The notion that any job losses by union workers would be more than offset by all the new, private liquor stores that would have to start hiring as they start their businesses from scratch and expand to fill the pent-up demand?  That's just crazy talk:
Most of the licenses under Turzai’s plan would go to Walmart, Costco, Target, and other big box and chain stores that would reallocate current shelf space and use their current employees to stock the shelves.  That’s just what happened in other states, and it would happen here.
Every time the private sector expands, it's sucking the life-blood out of the public sector, and besides, those private-sector employers are all about profit, which is the very antithesis of employment.

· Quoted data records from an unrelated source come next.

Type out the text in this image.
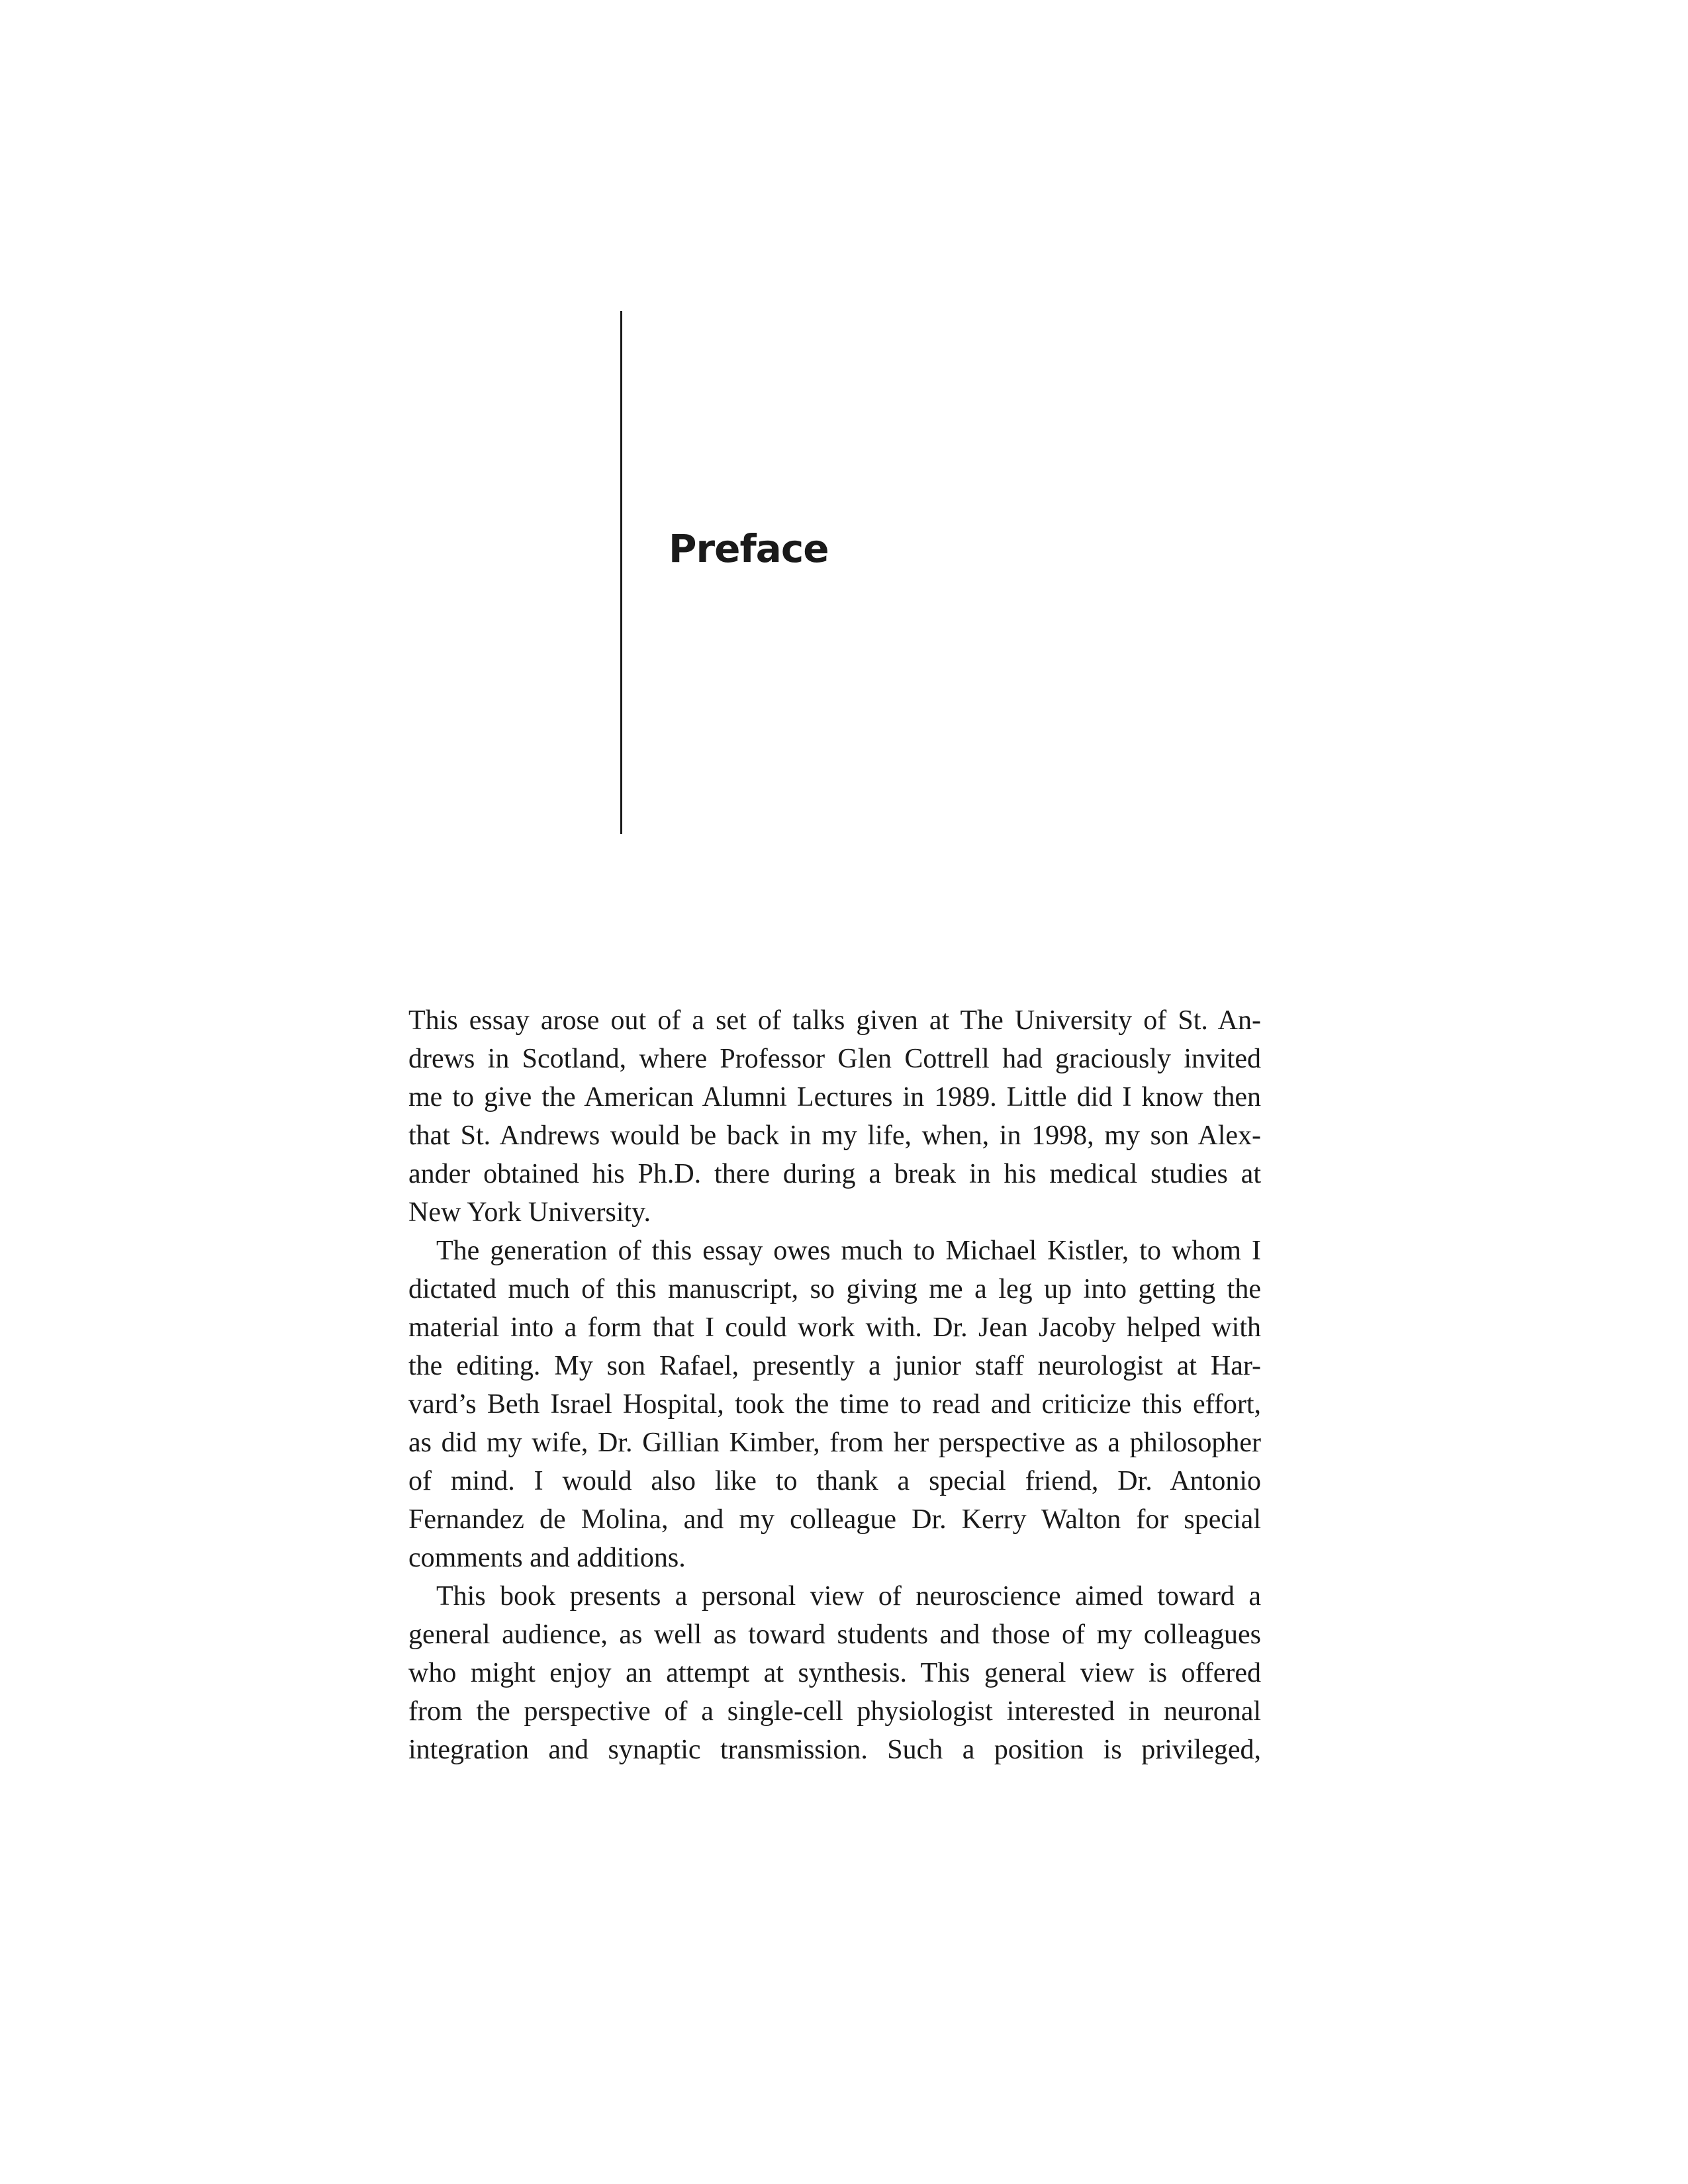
Preface
This essay arose out of a set of talks given at The University of St. An-
drews in Scotland, where Professor Glen Cottrell had graciously invited
me to give the American Alumni Lectures in 1989. Little did I know then
that St. Andrews would be back in my life, when, in 1998, my son Alex-
ander obtained his Ph.D. there during a break in his medical studies at
New York University.
The generation of this essay owes much to Michael Kistler, to whom I
dictated much of this manuscript, so giving me a leg up into getting the
material into a form that I could work with. Dr. Jean Jacoby helped with
the editing. My son Rafael, presently a junior staff neurologist at Har-
vard’s Beth Israel Hospital, took the time to read and criticize this effort,
as did my wife, Dr. Gillian Kimber, from her perspective as a philosopher
of mind. I would also like to thank a special friend, Dr. Antonio
Fernandez de Molina, and my colleague Dr. Kerry Walton for special
comments and additions.
This book presents a personal view of neuroscience aimed toward a
general audience, as well as toward students and those of my colleagues
who might enjoy an attempt at synthesis. This general view is offered
from the perspective of a single-cell physiologist interested in neuronal
integration and synaptic transmission. Such a position is privileged,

For those who aren't yet convinced that the Republicans' plan is a job-killer, the United Food and Commercial Workers Union is running an ad pointing out the substantive evils of the capitalist approach:   a 30-second spot that features the sad internal dialogue of a little girl who's just lost her father to a drunk driver.  This isn't as bizarre a line of argument as it sounds, considering the milieu.  According to Wikipedia,
The Pennsylvania Liquor Control Board (PLCB) . . . was established in conjunction with the 21st Amendment and the repeal of prohibition.  In 1933, just four days before the sale of alcohol became legal in Pennsylvania, the Board was officially organized.  Upon its creation, Governor Gifford Pinchot stated that the purpose of the Board was to "discourage the purchase of alcoholic beverages by making it as inconvenient and expensive as possible."
The private sector will never be able to match that performance.